Pourtant, malgré tout, Avraham remonte d’Egypte et se voit une nouvelle fois promettre la terre de Cana’an en héritage:
| א וַיַּעַל אַבְרָם מִמִּצְרַיִם הוּא וְאִשְׁתּוֹ וְכָל-אֲשֶׁר-לוֹ, וְלוֹט עִמּוֹ הַנֶּגְבָּה… יז קוּם הִתְהַלֵּךְ בָּאָרֶץ, לְאָרְכָּהּ וּלְרָחְבָּהּ: כִּי לְךָ, אֶתְּנֶנָּה. (בראשית יג:א; יז) | 1 Et Abram remonta d’Egypte lui, sa femme et toute sa suite, et Loth avec lui, s’acheminant vers le midi… 17 Lève-toi! parcours cette contrée en long et en large! car c’est à toi que je la donnerai. (Genèse 13:1; 17) |
De nombreuses vagues d’Alyah, d’immigration juive massive vers la Palestine mandataire, se sont succédé durant la période sioniste avant la création de l’État d’Israël. Ces vagues correspondent à des mouvements d’arrivée ordonnés en fonction des contextes sociaux, politiques et économiques :
La Première (1882-1903) amène environ 20 000 à 30 000 Juifs, principalement russes, fuyant les pogroms.
La Deuxième (1904-1914) apporte 35 000 à 40 000 Juifs, souvent avec une orientation socialiste, qui participent notamment à la construction de Tel Aviv. David ben Gourion, le futur premier Premier ministre de l’Etat d’Israël, celui-là même qui déclarera la Déclaration d’Indépendance de l’Etat d’Israël, fait partie de cette deuxième Alyah.
Les Troisième et Quatrième (1919-1931) voient encore plusieurs dizaines de milliers d’immigrants issus de l’URSS, Pologne, Balkans et pays du Proche-Orient.
La Cinquième (1932-1939) , liée à la montée du nazisme et de l’antisémitisme en Europe, est marquée par une immigration importante essentiellement en provenance d’Allemagne et d’Europe centrale.
Après 1948, plusieurs grandes vagues d’Aliya ont vu un afflux important de Juifs séfarades et mizra’him issus des pays arabes et musulmans. Cette immigration massive, si elle fait suite aux tensions dans ces pays marqués par les troubles post-coloniaux et les discriminations religieuses, n’en est pas moins motivée par un fort sionisme de cœur.
Ces vagues post-état d’Israël incluent la “grande alyah” des années 1950-60, où les Juifs séfarades ont fondé de nombreuses communautés en Israël, notamment en s’installant dans des kibboutzim et en une part active et décisive au développement de la société israélienne.
On distingue donc deux grandes phases pour l’Aliyah séfarade : une phase plus ancienne avec des communautés minoritaires avant 1948, et une phase majeure d’après 1948 où ils arrivent en masse.
En 1990, l’Etat d’Israël intègre un million de Juifs russes et ukrainiens.
Ces vagues, chacune avec sa spécificité sociopolitique et culturelle, constituent généralement une réponse sioniste aux persécutions.
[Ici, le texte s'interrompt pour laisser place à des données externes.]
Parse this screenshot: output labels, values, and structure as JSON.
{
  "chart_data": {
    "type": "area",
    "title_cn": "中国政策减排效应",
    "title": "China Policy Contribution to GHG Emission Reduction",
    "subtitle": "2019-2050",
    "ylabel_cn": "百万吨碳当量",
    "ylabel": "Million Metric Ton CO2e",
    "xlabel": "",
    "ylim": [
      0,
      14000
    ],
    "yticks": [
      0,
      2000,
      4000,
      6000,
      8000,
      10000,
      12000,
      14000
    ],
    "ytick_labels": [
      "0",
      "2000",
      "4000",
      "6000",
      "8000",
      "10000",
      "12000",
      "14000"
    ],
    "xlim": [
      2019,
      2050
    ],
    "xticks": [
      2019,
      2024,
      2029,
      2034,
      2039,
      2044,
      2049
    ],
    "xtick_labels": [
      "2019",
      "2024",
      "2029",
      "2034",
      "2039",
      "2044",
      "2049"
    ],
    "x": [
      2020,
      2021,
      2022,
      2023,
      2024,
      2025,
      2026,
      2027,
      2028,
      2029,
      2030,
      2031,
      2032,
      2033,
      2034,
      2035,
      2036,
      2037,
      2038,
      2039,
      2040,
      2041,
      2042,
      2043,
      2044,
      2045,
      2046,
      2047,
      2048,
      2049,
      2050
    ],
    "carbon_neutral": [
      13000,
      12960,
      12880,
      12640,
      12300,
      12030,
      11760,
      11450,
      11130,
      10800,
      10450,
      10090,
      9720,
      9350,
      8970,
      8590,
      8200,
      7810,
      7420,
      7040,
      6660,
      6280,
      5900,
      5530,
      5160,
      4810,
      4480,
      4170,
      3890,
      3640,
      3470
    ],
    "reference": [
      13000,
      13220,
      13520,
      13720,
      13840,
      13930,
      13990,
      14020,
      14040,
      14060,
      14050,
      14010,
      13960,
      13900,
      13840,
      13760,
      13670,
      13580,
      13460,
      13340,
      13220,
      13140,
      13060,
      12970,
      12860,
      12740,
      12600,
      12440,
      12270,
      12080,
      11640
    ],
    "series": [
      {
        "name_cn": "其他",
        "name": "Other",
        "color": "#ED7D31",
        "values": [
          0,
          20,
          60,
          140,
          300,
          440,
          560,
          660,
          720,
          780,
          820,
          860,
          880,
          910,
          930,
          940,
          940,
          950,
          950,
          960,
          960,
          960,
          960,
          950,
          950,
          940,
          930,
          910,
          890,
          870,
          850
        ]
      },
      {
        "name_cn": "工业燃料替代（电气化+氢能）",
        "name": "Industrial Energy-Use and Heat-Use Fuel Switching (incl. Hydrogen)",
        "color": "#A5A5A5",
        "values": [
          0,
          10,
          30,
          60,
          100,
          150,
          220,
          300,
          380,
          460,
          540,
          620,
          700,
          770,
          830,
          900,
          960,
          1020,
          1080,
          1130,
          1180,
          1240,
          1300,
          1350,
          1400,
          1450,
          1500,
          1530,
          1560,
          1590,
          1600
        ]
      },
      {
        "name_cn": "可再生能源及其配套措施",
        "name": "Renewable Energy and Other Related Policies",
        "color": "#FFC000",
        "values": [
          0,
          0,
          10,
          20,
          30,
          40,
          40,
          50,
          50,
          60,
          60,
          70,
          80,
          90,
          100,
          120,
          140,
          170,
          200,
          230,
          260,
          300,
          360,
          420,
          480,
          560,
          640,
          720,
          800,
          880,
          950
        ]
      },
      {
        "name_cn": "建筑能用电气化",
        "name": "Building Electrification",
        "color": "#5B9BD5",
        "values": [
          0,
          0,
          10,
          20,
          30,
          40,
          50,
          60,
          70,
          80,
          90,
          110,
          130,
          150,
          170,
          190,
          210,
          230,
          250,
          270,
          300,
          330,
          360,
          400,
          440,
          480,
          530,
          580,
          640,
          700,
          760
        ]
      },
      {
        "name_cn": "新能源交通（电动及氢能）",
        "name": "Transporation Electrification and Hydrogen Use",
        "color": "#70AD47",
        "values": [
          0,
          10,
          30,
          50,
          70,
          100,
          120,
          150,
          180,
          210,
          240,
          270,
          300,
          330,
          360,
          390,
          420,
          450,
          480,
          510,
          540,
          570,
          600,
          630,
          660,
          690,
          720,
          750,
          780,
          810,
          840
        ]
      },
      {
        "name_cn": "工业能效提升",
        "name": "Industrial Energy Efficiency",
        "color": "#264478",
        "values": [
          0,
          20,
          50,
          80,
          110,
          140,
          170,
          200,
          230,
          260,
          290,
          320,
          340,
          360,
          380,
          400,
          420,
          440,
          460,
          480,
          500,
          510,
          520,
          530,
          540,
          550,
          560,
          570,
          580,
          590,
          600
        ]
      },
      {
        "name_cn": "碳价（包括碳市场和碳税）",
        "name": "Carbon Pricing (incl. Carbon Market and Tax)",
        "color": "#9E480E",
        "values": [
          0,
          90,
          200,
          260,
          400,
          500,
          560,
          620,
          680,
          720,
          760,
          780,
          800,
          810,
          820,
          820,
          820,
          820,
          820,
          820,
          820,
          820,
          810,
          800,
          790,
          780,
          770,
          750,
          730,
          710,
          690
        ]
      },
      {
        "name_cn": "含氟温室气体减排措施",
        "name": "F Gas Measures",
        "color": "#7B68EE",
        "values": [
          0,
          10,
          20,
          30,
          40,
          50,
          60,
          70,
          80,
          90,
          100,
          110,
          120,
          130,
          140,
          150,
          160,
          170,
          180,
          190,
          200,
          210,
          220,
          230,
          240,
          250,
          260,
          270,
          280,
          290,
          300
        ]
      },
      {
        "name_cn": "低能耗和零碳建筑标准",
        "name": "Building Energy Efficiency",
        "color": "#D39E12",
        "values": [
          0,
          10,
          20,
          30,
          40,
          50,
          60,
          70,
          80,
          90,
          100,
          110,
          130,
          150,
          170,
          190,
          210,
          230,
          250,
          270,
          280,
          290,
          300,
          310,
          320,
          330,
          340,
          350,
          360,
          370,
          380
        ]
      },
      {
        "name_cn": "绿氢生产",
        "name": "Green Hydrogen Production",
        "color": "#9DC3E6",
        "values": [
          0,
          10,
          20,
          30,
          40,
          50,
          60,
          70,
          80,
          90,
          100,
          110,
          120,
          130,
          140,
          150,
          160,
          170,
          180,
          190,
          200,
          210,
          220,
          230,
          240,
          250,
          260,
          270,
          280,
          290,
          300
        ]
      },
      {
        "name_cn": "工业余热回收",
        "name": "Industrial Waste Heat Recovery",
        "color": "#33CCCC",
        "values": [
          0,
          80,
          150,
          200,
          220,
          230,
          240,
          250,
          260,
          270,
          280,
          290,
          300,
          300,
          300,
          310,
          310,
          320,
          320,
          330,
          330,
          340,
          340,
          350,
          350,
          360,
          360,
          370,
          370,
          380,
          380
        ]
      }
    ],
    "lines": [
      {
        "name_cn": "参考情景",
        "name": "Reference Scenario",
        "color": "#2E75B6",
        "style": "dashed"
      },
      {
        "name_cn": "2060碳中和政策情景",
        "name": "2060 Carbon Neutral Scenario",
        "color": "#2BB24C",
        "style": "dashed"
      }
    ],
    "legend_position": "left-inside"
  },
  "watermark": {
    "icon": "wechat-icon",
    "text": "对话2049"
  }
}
L’accomplissement de cette espérance millénaire de l’Alyah remontant au Patriarche Avraham finit par apparaître pour Theodore Herzl comme une évidence d’ordre politique. L’état juif a pour vocation de sauver les Juifs d’une extermination physique, intellectuelle et spirituelle. Herzl percevait “la question juive” comme un problème politique incontournable, surtout après l’affaire Dreyfus, qui montrait l’impossibilité d’une assimilation totale des Juifs dans les sociétés européennes. Dans son ouvrage ‘L’État des Juifs’, publié en 1896, il décrit l’état juif comme la seule solution rationnelle pour mettre fin à la persécution et à l’exil, affirmant que “un peuple ne peut être sauvé que par lui-même”. Herzl envisageait cet état comme un lieu où les Juifs pourraient vivre librement, avec dignité et une identité nationale renouvelée, loin de l’antisémitisme et de l’oppression.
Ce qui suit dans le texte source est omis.